None of this is to understate the difficulties that Kazakhstan faces. Light industries such as textiles and shoes have been almost wiped out since 1990. Massive overcapacity exists in activities such as coal and power generation, which used to help supply other regions of the former Soviet Union.

Unemployment remains high and profits low. Investment is woefully inadequate because of low savings and limited foreign interest outside the oil sector. Despite numerous trade and border agreements with neighbors and the post-Communist creation of the Commonwealth of Independent States, regional barriers have been tending to increase, adding to the already high costs of trade.

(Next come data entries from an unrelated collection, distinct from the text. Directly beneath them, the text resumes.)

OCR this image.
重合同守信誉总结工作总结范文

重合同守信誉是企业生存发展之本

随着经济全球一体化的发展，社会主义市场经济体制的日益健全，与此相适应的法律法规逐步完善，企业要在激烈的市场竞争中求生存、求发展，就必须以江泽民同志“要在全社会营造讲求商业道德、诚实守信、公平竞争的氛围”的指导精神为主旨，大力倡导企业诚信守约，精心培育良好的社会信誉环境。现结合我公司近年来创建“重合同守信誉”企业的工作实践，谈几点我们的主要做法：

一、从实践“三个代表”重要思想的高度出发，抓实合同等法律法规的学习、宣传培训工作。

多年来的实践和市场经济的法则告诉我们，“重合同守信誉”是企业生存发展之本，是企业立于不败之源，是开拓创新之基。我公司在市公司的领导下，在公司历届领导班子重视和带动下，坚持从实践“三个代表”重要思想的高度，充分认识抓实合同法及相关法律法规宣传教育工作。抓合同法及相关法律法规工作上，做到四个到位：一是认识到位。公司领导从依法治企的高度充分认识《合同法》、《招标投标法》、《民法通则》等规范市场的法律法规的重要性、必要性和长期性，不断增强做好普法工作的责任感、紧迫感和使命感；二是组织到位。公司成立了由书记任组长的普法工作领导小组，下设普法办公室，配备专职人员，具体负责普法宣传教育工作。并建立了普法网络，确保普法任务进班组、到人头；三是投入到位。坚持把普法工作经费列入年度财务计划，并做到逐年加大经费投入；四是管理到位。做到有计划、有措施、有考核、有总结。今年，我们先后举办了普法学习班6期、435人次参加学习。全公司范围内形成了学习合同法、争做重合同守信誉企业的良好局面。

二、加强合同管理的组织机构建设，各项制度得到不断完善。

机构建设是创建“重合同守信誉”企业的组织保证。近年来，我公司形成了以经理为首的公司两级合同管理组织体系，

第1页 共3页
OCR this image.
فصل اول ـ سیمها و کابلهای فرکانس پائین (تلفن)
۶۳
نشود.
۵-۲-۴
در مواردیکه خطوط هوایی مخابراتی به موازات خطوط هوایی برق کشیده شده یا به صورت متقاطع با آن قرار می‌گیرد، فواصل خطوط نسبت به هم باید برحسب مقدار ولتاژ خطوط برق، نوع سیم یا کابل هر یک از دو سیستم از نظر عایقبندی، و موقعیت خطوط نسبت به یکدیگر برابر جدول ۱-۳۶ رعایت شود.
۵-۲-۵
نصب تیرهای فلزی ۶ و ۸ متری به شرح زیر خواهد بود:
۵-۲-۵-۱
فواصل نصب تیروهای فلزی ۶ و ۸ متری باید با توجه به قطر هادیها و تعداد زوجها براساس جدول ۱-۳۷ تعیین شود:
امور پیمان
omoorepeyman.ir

But the tenge devaluation showed that the financial sector was quite robust. Thanks to high liquidity and good supervision, no bank collapses followed, despite the existence of a large number of small banks. Inflation spiked to 17 percent but is expected to be back in single digits this year. The public-sector deficit remains too high for comfort, but efforts to rein it and press on with privatization and other reforms were good enough to get the International Monetary Fund to sign up to a new facility last December. By CIS standards, the country is almost a model of trade and currency openness.

Now, Kazakhstan has to build on this foundation. Most needed is a higher savings rate. Capital markets and the financial sector are developing soundly but from a small base. The ratio of bank deposits to GDP is low - and half of those deposits are in dollars. Banks are liquid, but lending rates are very high. Capital is flowing out as well as in. Many industries badly need to be re-equipped. Smuggling is rampant, undercutting government revenues and the few consumer-goods industries remaining. Privatization of several major enterprises has been only partial, so that state influence remains excessive and is a source of much corruption.

Still, prospects are now sufficiently bright that two state-linked companies are expected to borrow on international markets - Kazakhoil is reported to be looking to issue $60 million to 80 million in dollar bonds, and Halyk Savings Bank is to place a three-year Û100 million ($90 million) issue.

The nation has many problems, including history and geography. But it also has a lot of assets for a population of only 15 million that has inherited the good as well as the bad of the Soviet social and educational system.